Alkol birimi başına 1,50 Kanada doları (1,02 €) asgari fiyat uygulamasının tüketimi yüzde 4,4 oranında azalttığı ve alkole bağlı ölümleri yüzde 5,9 oranında azalttığı bulundu.
Pratisyen hekimler ya da hastanelerdeki kısa müdahaleler de dahil olmak üzere birincil ve ikincil önlemeye odaklanmanın da önemli olduğu belirtiliyor.
Newbury-Birch, “İnsanlar kendilerini bağımlı içiciler olarak görmedikleri için riskli veya zararlı olabilecek bir aralığa girdiklerinde şaşırıyorlar” dedi.

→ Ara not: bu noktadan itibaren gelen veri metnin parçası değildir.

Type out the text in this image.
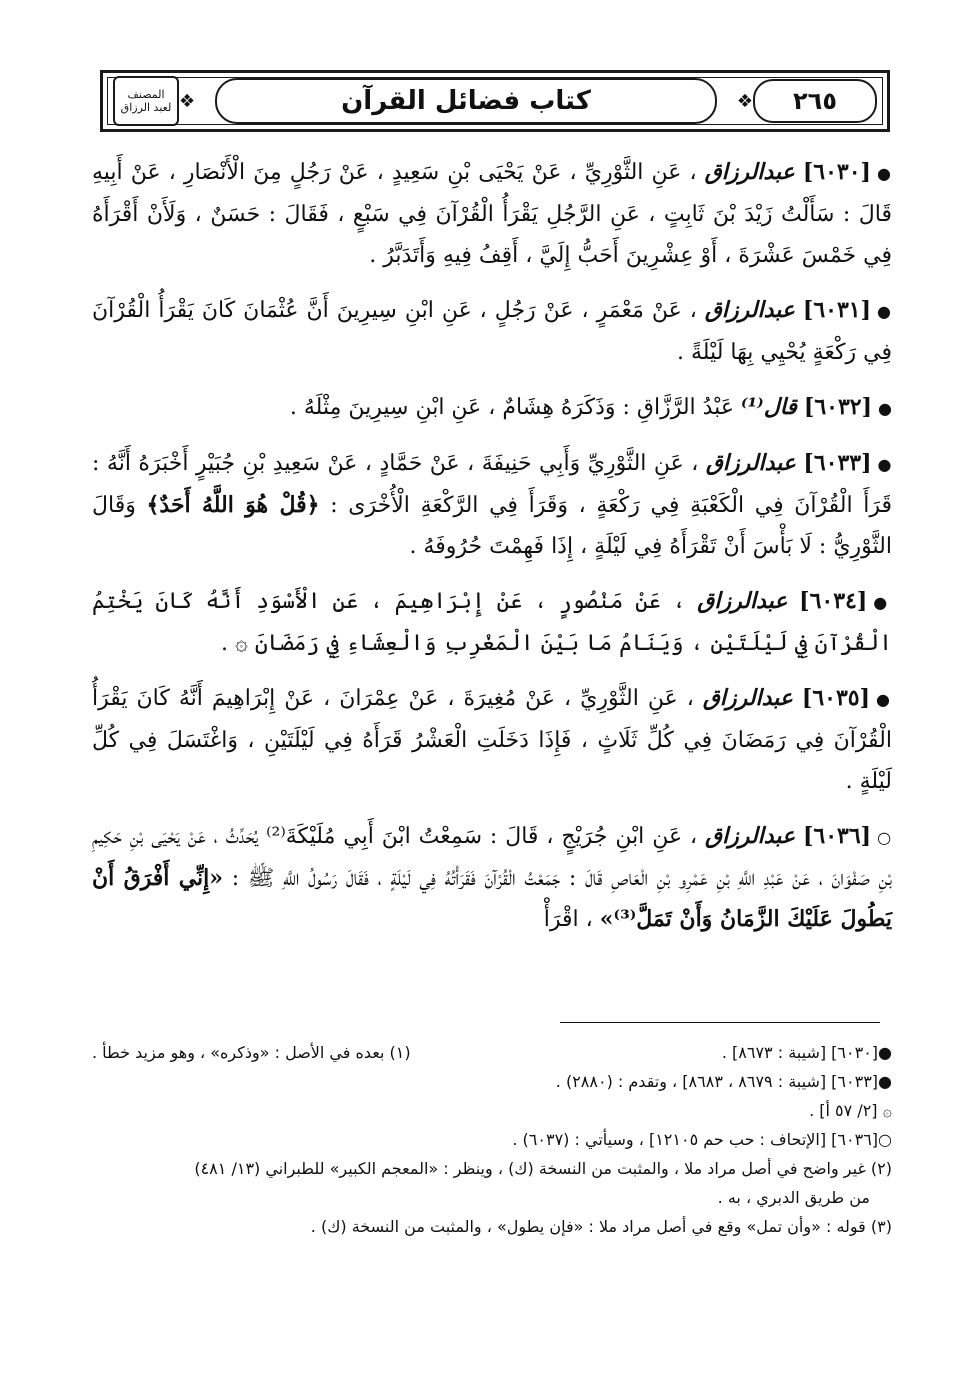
المصنف
لعبد الرزاق ❖	كتاب فضائل القرآن	❖	٢٦٥

●[٦٠٣٠] عبدالرزاق ، عَنِ الثَّوْرِيِّ ، عَنْ يَحْيَى بْنِ سَعِيدٍ ، عَنْ رَجُلٍ مِنَ الْأَنْصَارِ ، عَنْ أَبِيهِ قَالَ : سَأَلْتُ زَيْدَ بْنَ ثَابِتٍ ، عَنِ الرَّجُلِ يَقْرَأُ الْقُرْآنَ فِي سَبْعٍ ، فَقَالَ : حَسَنٌ ، وَلَأَنْ أَقْرَأَهُ فِي خَمْسَ عَشْرَةَ ، أَوْ عِشْرِينَ أَحَبُّ إِلَيَّ ، أَقِفُ فِيهِ وَأَتَدَبَّرُ .

●[٦٠٣١] عبدالرزاق ، عَنْ مَعْمَرٍ ، عَنْ رَجُلٍ ، عَنِ ابْنِ سِيرِينَ أَنَّ عُثْمَانَ كَانَ يَقْرَأُ الْقُرْآنَ فِي رَكْعَةٍ يُحْيِي بِهَا لَيْلَةً .

●[٦٠٣٢] قال⁽¹⁾ عَبْدُ الرَّزَّاقِ : وَذَكَرَهُ هِشَامٌ ، عَنِ ابْنِ سِيرِينَ مِثْلَهُ .

●[٦٠٣٣] عبدالرزاق ، عَنِ الثَّوْرِيِّ وَأَبِي حَنِيفَةَ ، عَنْ حَمَّادٍ ، عَنْ سَعِيدِ بْنِ جُبَيْرٍ أَخْبَرَهُ أَنَّهُ : قَرَأَ الْقُرْآنَ فِي الْكَعْبَةِ فِي رَكْعَةٍ ، وَقَرَأَ فِي الرَّكْعَةِ الْأُخْرَى : ﴿قُلْ هُوَ اللَّهُ أَحَدٌ﴾ وَقَالَ الثَّوْرِيُّ : لَا بَأْسَ أَنْ تَقْرَأَهُ فِي لَيْلَةٍ ، إِذَا فَهِمْتَ حُرُوفَهُ .

●[٦٠٣٤] عبدالرزاق ، عَنْ مَنْصُورٍ ، عَنْ إِبْرَاهِيمَ ، عَنِ الْأَسْوَدِ أَنَّهُ كَانَ يَخْتِمُ الْقُرْآنَ فِي لَيْلَتَيْنِ ، وَيَنَامُ مَا بَيْنَ الْمَغْرِبِ وَالْعِشَاءِ فِي رَمَضَانَ ۞ .

●[٦٠٣٥] عبدالرزاق ، عَنِ الثَّوْرِيِّ ، عَنْ مُغِيرَةَ ، عَنْ عِمْرَانَ ، عَنْ إِبْرَاهِيمَ أَنَّهُ كَانَ يَقْرَأُ الْقُرْآنَ فِي رَمَضَانَ فِي كُلِّ ثَلَاثٍ ، فَإِذَا دَخَلَتِ الْعَشْرُ قَرَأَهُ فِي لَيْلَتَيْنِ ، وَاغْتَسَلَ فِي كُلِّ لَيْلَةٍ .

○[٦٠٣٦] عبدالرزاق ، عَنِ ابْنِ جُرَيْجٍ ، قَالَ : سَمِعْتُ ابْنَ أَبِي مُلَيْكَةَ⁽²⁾ يُحَدِّثُ ، عَنْ يَحْيَى بْنِ حَكِيمِ بْنِ صَفْوَانَ ، عَنْ عَبْدِ اللَّهِ بْنِ عَمْرِو بْنِ الْعَاصِ قَالَ : جَمَعْتُ الْقُرْآنَ فَقَرَأْتُهُ فِي لَيْلَةٍ ، فَقَالَ رَسُولُ اللَّهِ ﷺ : «إِنِّي أَفْرَقُ أَنْ يَطُولَ عَلَيْكَ الزَّمَانُ وَأَنْ تَمَلَّ⁽³⁾» ، اقْرَأْ

●[٦٠٣٠] [شيبة : ٨٦٧٣] .
(١) بعده في الأصل : «وذكره» ، وهو مزيد خطأ .

●[٦٠٣٣] [شيبة : ٨٦٧٩ ، ٨٦٨٣] ، وتقدم : (٢٨٨٠) .

۞ [٢/ ٥٧ أ] .

○[٦٠٣٦] [الإتحاف : حب حم ١٢١٠٥] ، وسيأتي : (٦٠٣٧) .

(٢) غير واضح في أصل مراد ملا ، والمثبت من النسخة (ك) ، وينظر : «المعجم الكبير» للطبراني (١٣/ ٤٨١)

من طريق الدبري ، به .

(٣) قوله : «وأن تمل» وقع في أصل مراد ملا : «فإن يطول» ، والمثبت من النسخة (ك) .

DSÖ, durumu iyileştirmek için alkol üzerindeki vergilerin artırılması, bulunabilirliğinin kısıtlanması ve pazarlanmasının yasaklanması dahil olmak üzere üç müdahale stratejisi belirledi.
Ferreira-Borges, “Alkol politikalarını halihazırda benimsemiş olan ve cesaret verici ilerlemeler kaydeden ülkelerin çabalarını takdir ediyoruz. Ancak, herhangi bir rehavet duygusundan kaçınmak ve Avrupa Bölgesini alkolden kaynaklanan zararlara karşı daha güvenli hale getirmek için çalışmaya devam etmek çok önemlidir.” dedi.